While Baker was able to keep her daughter’s absences to a minimum of four sick days, she still wanted to know why the administration wasn’t prepared to provide online classes to students to attend while they were in quarantine.

“We have the technology, why can’t kids who are required to quarantine still receive an education? With children being in multiple classrooms and sports, they are likely to be exposed more than once. So, I am sure they won’t be missing school because of quarantine more than once,” Baker said.

“Not all students are able to get the vaccine for various reasons: age, religion, medical, whatever, they still deserve the opportunity to get the same education as the vaccinated. The CSD has really dropped the ball on not allowing students to receive an education while waiting the allotted number of days because they were potentially exposed. Students deserve better. All students deserve better,” she added.

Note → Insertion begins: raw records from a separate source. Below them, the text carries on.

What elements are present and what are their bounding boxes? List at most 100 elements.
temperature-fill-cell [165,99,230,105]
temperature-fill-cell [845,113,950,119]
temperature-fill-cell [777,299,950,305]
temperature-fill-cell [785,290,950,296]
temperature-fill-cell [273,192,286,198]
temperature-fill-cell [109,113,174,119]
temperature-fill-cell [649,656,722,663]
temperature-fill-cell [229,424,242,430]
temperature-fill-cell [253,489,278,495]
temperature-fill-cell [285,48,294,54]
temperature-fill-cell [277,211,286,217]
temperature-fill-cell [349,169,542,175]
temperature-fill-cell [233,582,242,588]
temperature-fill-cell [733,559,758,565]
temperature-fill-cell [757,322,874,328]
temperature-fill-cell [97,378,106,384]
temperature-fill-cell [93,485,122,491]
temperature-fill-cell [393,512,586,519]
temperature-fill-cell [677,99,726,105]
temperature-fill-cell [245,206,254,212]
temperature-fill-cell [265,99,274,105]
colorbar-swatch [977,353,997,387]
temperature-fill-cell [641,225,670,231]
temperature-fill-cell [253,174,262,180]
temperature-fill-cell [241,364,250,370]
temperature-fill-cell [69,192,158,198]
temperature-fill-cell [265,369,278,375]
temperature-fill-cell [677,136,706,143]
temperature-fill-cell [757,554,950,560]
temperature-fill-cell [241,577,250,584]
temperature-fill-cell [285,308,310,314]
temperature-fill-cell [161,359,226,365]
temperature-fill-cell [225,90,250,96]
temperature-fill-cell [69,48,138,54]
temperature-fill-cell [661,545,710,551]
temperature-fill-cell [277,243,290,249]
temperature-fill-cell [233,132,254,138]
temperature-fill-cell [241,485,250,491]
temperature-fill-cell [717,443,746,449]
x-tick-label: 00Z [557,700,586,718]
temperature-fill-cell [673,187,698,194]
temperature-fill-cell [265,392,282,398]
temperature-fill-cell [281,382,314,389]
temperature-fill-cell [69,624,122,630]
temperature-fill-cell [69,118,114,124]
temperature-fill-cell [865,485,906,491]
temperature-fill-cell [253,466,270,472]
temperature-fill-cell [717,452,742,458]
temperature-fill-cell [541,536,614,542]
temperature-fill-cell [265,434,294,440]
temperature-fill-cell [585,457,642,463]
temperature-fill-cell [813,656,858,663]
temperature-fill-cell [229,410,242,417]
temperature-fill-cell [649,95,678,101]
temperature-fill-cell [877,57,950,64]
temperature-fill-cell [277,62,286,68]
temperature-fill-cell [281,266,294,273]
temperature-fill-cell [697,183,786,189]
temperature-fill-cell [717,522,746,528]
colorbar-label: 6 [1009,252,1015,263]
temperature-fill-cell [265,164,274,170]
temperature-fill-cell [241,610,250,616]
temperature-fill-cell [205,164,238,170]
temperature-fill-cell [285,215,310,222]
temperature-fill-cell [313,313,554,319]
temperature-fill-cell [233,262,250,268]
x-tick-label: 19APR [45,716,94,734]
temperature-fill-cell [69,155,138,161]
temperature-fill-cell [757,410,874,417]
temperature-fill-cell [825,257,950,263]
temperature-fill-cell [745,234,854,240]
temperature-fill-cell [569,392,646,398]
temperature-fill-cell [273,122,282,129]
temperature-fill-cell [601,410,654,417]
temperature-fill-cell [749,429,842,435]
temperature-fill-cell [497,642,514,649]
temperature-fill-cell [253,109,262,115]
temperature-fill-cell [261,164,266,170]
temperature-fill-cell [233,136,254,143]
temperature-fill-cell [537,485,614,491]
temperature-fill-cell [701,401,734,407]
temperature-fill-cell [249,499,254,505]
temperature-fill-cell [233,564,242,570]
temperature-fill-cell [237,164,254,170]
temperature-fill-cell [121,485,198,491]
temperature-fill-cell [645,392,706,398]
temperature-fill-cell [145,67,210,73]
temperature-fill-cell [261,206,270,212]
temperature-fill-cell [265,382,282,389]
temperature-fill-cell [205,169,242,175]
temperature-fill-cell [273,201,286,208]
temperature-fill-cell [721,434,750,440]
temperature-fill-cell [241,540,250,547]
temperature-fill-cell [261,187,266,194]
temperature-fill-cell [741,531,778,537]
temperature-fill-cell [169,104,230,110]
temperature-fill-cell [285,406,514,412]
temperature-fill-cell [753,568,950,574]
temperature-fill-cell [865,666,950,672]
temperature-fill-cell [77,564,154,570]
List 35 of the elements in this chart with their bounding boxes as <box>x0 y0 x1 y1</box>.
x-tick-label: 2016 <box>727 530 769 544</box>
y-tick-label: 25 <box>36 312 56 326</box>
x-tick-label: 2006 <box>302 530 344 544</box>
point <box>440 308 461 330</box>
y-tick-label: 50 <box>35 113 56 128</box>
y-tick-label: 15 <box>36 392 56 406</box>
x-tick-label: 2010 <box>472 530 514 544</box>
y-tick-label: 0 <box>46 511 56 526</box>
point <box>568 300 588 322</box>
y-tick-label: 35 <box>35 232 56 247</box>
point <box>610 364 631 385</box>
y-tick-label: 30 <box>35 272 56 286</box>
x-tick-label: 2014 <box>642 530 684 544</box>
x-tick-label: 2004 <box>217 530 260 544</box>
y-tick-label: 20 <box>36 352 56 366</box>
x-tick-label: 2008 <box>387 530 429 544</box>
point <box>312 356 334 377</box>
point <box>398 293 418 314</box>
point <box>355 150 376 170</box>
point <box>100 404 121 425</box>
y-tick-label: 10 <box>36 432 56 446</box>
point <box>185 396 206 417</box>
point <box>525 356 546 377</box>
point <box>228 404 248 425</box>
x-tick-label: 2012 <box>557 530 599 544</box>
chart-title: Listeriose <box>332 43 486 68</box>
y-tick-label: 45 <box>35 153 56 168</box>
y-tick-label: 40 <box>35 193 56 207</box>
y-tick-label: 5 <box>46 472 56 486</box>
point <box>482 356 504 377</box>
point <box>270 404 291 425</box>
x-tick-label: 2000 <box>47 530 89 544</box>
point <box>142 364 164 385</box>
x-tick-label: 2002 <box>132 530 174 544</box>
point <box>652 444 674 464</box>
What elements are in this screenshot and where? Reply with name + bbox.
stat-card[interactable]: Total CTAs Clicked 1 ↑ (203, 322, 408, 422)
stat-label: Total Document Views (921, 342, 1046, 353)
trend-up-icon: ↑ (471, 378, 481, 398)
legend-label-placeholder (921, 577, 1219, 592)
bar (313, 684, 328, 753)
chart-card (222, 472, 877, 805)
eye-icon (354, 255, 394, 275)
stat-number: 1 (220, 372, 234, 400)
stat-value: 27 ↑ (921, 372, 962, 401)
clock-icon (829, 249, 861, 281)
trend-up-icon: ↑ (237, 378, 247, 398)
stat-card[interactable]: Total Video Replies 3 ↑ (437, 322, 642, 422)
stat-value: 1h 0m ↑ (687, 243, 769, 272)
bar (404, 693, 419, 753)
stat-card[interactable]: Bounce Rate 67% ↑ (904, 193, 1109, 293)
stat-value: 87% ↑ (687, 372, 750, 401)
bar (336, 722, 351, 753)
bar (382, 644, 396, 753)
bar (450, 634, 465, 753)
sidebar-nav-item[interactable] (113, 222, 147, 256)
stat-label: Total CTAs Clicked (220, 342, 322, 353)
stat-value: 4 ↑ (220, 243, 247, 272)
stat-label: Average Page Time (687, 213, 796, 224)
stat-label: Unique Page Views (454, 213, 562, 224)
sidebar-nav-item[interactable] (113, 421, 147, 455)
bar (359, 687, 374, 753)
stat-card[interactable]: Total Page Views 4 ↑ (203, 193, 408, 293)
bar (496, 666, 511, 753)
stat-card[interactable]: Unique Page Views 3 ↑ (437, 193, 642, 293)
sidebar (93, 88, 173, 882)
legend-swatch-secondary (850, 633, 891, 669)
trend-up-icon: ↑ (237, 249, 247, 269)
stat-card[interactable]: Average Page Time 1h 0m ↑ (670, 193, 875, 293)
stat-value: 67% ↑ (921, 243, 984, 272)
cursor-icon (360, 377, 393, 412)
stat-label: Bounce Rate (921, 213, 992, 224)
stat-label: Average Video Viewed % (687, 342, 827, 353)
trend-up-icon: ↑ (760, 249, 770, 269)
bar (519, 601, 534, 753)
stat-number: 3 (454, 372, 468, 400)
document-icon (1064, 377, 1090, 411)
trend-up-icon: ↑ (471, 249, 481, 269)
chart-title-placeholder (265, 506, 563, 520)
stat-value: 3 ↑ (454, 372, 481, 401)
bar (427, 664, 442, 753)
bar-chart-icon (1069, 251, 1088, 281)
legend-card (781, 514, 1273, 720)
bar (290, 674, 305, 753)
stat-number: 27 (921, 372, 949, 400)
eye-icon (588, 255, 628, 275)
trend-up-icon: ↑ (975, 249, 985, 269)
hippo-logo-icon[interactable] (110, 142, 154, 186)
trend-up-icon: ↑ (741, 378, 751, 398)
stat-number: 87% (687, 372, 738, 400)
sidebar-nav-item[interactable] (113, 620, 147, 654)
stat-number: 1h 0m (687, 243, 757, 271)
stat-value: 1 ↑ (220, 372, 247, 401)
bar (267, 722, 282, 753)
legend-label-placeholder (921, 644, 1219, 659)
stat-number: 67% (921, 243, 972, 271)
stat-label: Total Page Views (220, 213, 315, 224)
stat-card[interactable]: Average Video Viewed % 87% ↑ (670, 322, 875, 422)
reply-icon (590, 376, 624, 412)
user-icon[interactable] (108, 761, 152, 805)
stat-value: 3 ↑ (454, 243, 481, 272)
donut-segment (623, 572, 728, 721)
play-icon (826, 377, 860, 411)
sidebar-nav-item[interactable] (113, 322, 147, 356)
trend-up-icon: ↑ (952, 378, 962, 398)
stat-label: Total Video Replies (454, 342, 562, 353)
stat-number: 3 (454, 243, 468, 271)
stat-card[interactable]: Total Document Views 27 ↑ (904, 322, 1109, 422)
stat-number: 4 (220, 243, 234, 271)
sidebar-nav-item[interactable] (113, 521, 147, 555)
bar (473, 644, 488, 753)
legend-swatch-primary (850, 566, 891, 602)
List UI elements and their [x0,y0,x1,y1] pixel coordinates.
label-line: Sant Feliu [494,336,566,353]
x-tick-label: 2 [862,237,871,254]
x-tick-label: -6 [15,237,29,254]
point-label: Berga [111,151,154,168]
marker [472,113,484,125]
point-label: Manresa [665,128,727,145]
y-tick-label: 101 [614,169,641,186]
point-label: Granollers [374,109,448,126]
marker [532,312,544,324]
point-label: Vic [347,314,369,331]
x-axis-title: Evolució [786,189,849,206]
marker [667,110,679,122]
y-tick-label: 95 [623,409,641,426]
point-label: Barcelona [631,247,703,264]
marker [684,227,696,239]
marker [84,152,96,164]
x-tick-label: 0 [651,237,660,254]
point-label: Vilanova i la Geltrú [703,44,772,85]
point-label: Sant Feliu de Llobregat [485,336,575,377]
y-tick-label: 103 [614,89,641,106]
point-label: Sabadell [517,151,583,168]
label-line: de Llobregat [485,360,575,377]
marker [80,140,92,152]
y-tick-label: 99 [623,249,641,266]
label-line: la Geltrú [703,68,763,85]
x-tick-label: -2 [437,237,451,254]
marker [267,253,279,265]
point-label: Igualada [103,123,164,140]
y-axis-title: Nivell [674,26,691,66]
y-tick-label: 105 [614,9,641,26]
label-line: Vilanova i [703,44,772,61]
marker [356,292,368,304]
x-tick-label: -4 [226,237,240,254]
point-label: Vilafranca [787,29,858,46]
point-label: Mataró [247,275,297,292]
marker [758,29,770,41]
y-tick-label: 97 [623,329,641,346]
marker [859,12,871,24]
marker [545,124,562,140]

Clark said he wasn’t sure of Baker’s specific case, but assured the board members one of the boxes they checked for quarantines was making sure “the kiddo had a Chrome book and Google Classroom to make sure student communication with teacher” continued.

Superintendent Jennifer Kubista jumped in, saying the administration will have to “do some follow up” on Baker’s situation. She, too, assured the board that after conversations with principals, they are sending homework home at the elementary level and a lot of middle school and high school staff have moved to Google Classrooms.

“I want to be clear. We made this change, probably a week into school. As we started to see cases increase, it was too much at the building level. They needed to focus on instruction. So, we made a big shift and took some steps and had it come down to the district office for more consistent communication,” Kubista explained.

“It is quite complex, the options you have for close contact. It’s not a clean black and white. And that’s some pieces we’re trying to clear up and support our families of all three of those options. Close contact, test on fifth day and if negative test can return on eighth day. If positive case, there’s only one pathway. It’s the close contacts we’re having to do a little education.”

Later in the administration’s presentation, Cec Koontz, director of finance and operations said they are still working out issues transporting students to activities and sporting events due to COVID restrictions.

With a shortage in buses and drivers, the administration has been exploring options. One was hiring out third-party transportation, but, they too, have a driver shortage and have ironically been calling the school district to check on extra driver availability, Koonz said.

Other options they’re exploring are opening a corporate account with Enterprise Rent-a-Car to be paid for through the general fund and fundraising, and volunteers. However, the regular volunteer sign up now features a COVID vaccination status question, Koontz said.

“We have determined in our smaller vehicles, we are not going to be able to accommodate medical exceptions. In buildings we allow folks with medical exceptions and religious exceptions to work. But in these smaller cars or vans, we are going to require people be vaccinated to transport students,” Koontz explained.

She added students are still unable to drive other students, only themselves and siblings, regardless of vaccination status. Kubista said transportation has been a large topic with the Oregon School Activities Association Reclassification Committee where she sits as a member,

“The difficulty of transportation ... we’ll continue to hear, not only here but across state. “How are we going to keep activities and athletics going while we’re working through these unique situations? It’s important to share that because we’re not alone trying to figure these pieces out,” Kubista said.